I know that may upset some stats geeks who would prefer p-values of <= 0.05, but the reduced sample size requires a lower p-value threshold or very few teams would have any significant terms. The resultant BLR’s allow a construction of each team’s odds of winning each match, and a study was constructed as to how each official impacts the odds of winning each match based upon their officiating versus the expected average officiating from the club’s total number of matches.
Background on the Data Used in the Analysis
Before diving in to any analysis, a few statements on the types of data used are in order.
The intuitive way to model bias in a referee would be from the fouls per booking and bookings per match figures – although DogFace has often found these to be counter intuitive in that, if a bias exists, it can be expressed within the game in different ways – these often depend on the styles of play of the teams involved.
The noise in these figures is further increased by the fact that the official statistics only reflect what the referee deemed to be a foul rather than the reality of a foul (according to the laws) and/or the consistency of the referee’s interpretation thereof. “Sins of omission”, where a referee should have called a foul but for some reason or another did not, are tough to quantify in an analysis that uses such statistics.

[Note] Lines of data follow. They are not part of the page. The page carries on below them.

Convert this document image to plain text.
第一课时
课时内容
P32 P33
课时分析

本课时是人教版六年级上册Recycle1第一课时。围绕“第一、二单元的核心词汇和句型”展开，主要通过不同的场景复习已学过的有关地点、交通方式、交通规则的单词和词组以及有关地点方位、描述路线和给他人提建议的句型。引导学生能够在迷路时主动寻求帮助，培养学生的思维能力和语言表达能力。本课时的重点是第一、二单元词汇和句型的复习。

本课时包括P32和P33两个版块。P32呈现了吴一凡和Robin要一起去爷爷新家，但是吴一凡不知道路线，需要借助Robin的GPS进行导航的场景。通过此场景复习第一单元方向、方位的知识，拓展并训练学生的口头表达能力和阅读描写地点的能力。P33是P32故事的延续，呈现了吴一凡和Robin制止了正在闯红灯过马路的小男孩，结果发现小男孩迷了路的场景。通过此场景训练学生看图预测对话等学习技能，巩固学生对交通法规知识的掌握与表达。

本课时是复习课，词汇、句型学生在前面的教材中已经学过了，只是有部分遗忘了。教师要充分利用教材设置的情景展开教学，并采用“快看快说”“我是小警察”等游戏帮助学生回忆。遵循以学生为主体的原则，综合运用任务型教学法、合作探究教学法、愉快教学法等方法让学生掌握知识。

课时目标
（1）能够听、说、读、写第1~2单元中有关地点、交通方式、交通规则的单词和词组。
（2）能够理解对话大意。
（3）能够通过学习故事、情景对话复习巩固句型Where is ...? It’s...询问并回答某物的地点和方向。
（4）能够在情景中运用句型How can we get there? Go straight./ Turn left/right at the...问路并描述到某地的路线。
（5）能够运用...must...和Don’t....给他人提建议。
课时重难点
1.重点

To combat this effect, Untold Arsenal utilises a professional referee (Walter Broeckx) to analyse matches and it is clear that what is recorded in the official statistics is often way off the mark. DogFace’s own data sets confirm this effect. The rise in popularity of statistical analysis in football has led him to notice a trend for parity in the fouls per booking figures that suggests that the referee is aware of his statistics in game – it could be said that this ‘trial by media’ has created the bias we see in these figures and that a referee himself has a conflict of interest in every call he makes or indeed does not make.
The ideal situation would be an independent body to record/analyse referee performance and provide an open source database for us to comb through though – this data would include the most important data of all i.e. the standard ‘human’ error. Alas, we do not have such research based on an independent body, and instead you will have to make do with the work of humble bloggers like Walter Broeckx, DogFace and me.
Quantifying How Arsenal’s Referees Officiate the Rest of the League
Just like the last post, each team’s average foul and fantasy point total was calculated. These variables represent the match attributes directly controlled by the referee. Each team’s actual odds of winning each match were compared to the odds that would be realized if the referee had given the team’s average foul or fantasy point differentials (different values were used based upon the team’s averages for home and away matches). This allows a calculation of an odds differential for each match.
Matches were then grouped by referee to allow an analysis of each referee’s overall bias vs. the average odds. In this case, the same referees as the first post were examined – Atkinson, Bennett, Dean, Dowd, Foy, Halsey, Webb, and Wiley – as they had officiated the greatest number of Arsenal matches and in general a large number of matches overall. Most importantly, they have officiated a range of home and away matches so the impact of home/away bias is minimized.
Unfortunately, the limitations of the number of matches in a season and the availability of each of the referees prevents an analysis where each referee officiates an equal number of home and away matches, but the statistics used in the analysis take the effect of venue into account to minimize its effect on match outcome. The data used for this analysis was also isolated to the 2006/07 through 2009/10 seasons to ensure an adequate number of samples were available from each referee.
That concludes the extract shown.